UC Berkeley Unveils Initiative to Improve Campus Climate for African Americans

Realizing the challenges African American students, faculty, and staff face on a campus where they comprise the minority, the University of California (UC) Berkeley announced a plan to increase their representation and improve the campus climate for these students.

According to the university, an analysis of University of California Undergraduate Experience Survey (UCUES) data found that African American students reported feeling disrespected on campus more often than any other minority group.

The goals of the comprehensive new plan are to “achieve and sustain a critical mass of African American students, faculty, and senior staff at Berkeley; ensure that the African Americans who are [there] now feel welcome, supported, and respected; and achieve the reality and deliver the message that Berkeley is a welcoming place for African Americans.”

UC Berkeley faculty, students, staff, alumni, and friends collaborated over the past year to develop the initiative; the administration also took into consideration a set of demands for improving the campus climate brought to them last February by members of the Black Student Union. Na’ilah Nasir, who takes over as vice chancellor for equity and inclusion for the university on Nov. 1, will direct the initiative.

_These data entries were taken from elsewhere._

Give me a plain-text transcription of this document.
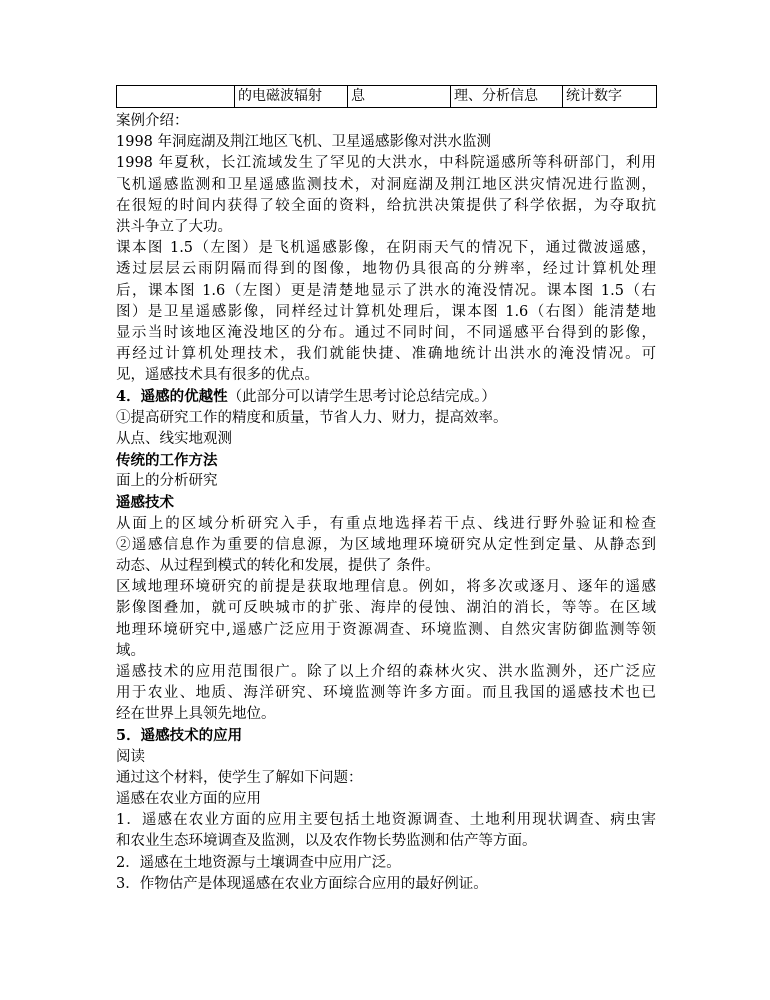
	的电磁波辐射	息	理、分析信息	统计数字
案例介绍：
1998 年洞庭湖及荆江地区飞机、卫星遥感影像对洪水监测
1998 年夏秋，长江流域发生了罕见的大洪水，中科院遥感所等科研部门，利用
飞机遥感监测和卫星遥感监测技术，对洞庭湖及荆江地区洪灾情况进行监测，
在很短的时间内获得了较全面的资料，给抗洪决策提供了科学依据，为夺取抗
洪斗争立了大功。
课本图 1.5（左图）是飞机遥感影像，在阴雨天气的情况下，通过微波遥感，
透过层层云雨阴隔而得到的图像，地物仍具很高的分辨率，经过计算机处理
后，课本图 1.6（左图）更是清楚地显示了洪水的淹没情况。课本图 1.5（右
图）是卫星遥感影像，同样经过计算机处理后，课本图 1.6（右图）能清楚地
显示当时该地区淹没地区的分布。通过不同时间，不同遥感平台得到的影像，
再经过计算机处理技术，我们就能快捷、准确地统计出洪水的淹没情况。可
见，遥感技术具有很多的优点。
4．遥感的优越性（此部分可以请学生思考讨论总结完成。）
①提高研究工作的精度和质量，节省人力、财力，提高效率。
从点、线实地观测
传统的工作方法
面上的分析研究
遥感技术
从面上的区域分析研究入手，有重点地选择若干点、线进行野外验证和检查
②遥感信息作为重要的信息源，为区域地理环境研究从定性到定量、从静态到
动态、从过程到模式的转化和发展，提供了 条件。
区域地理环境研究的前提是获取地理信息。例如，将多次或逐月、逐年的遥感
影像图叠加，就可反映城市的扩张、海岸的侵蚀、湖泊的消长，等等。在区域
地理环境研究中,遥感广泛应用于资源凋查、环境监测、自然灾害防御监测等领
域。
遥感技术的应用范围很广。除了以上介绍的森林火灾、洪水监测外，还广泛应
用于农业、地质、海洋研究、环境监测等许多方面。而且我国的遥感技术也已
经在世界上具领先地位。
5．遥感技术的应用
阅读
通过这个材料，使学生了解如下问题：
遥感在农业方面的应用
1．遥感在农业方面的应用主要包括土地资源调查、土地利用现状调查、病虫害
和农业生态环境调查及监测，以及农作物长势监测和估产等方面。
2．遥感在土地资源与土壤调查中应用广泛。
3．作物估产是体现遥感在农业方面综合应用的最好例证。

“It is evident that African Americans have faced challenges at Berkeley in terms of their representation and the climate with which they must contend. The share of African Americans among our students and faculty has been hovering at disproportionately low levels for many years, posing a challenge for us all,” Chancellor Nicholas Dirks and Executive Vice Chancellor and Provost Claude Steele said in a press release.

According to Gibor Basri, outgoing vice chancellor for equity and inclusion, the UCUES data also show that on campuses with larger African American student populations, these students were much happier than the students at Berkeley. Currently, African Americans make up around 3 percent of the university’s student population.

“Although the initiative we are undertaking is predicated on our collective determination to engage and improve the campus climate for African Americans across every sector of our community, we also know that progress and improvement cannot and will not happen solely as the result of administrative dictate,” Dirks and Steele said. “The success of this initiative will depend on effective and ongoing collaboration among all of us here on the campus.”

The initiative aims to improve recruitment and retention of African American students, faculty, and staff; boost social, personal, and academic support for students; improve classroom climate; and increase racial and gender diversity of Berkeley’s senior management. However, the initiative’s most ambitious objective is raising a $20 million endowed scholarship for African American undergraduates from partnerships with private, nonprofit organizations.

According to Inside Higher Ed, allocating funds from private donors for a scholarship to attract African American students allows the university to circumvent California’s ban on consideration of race in admissions.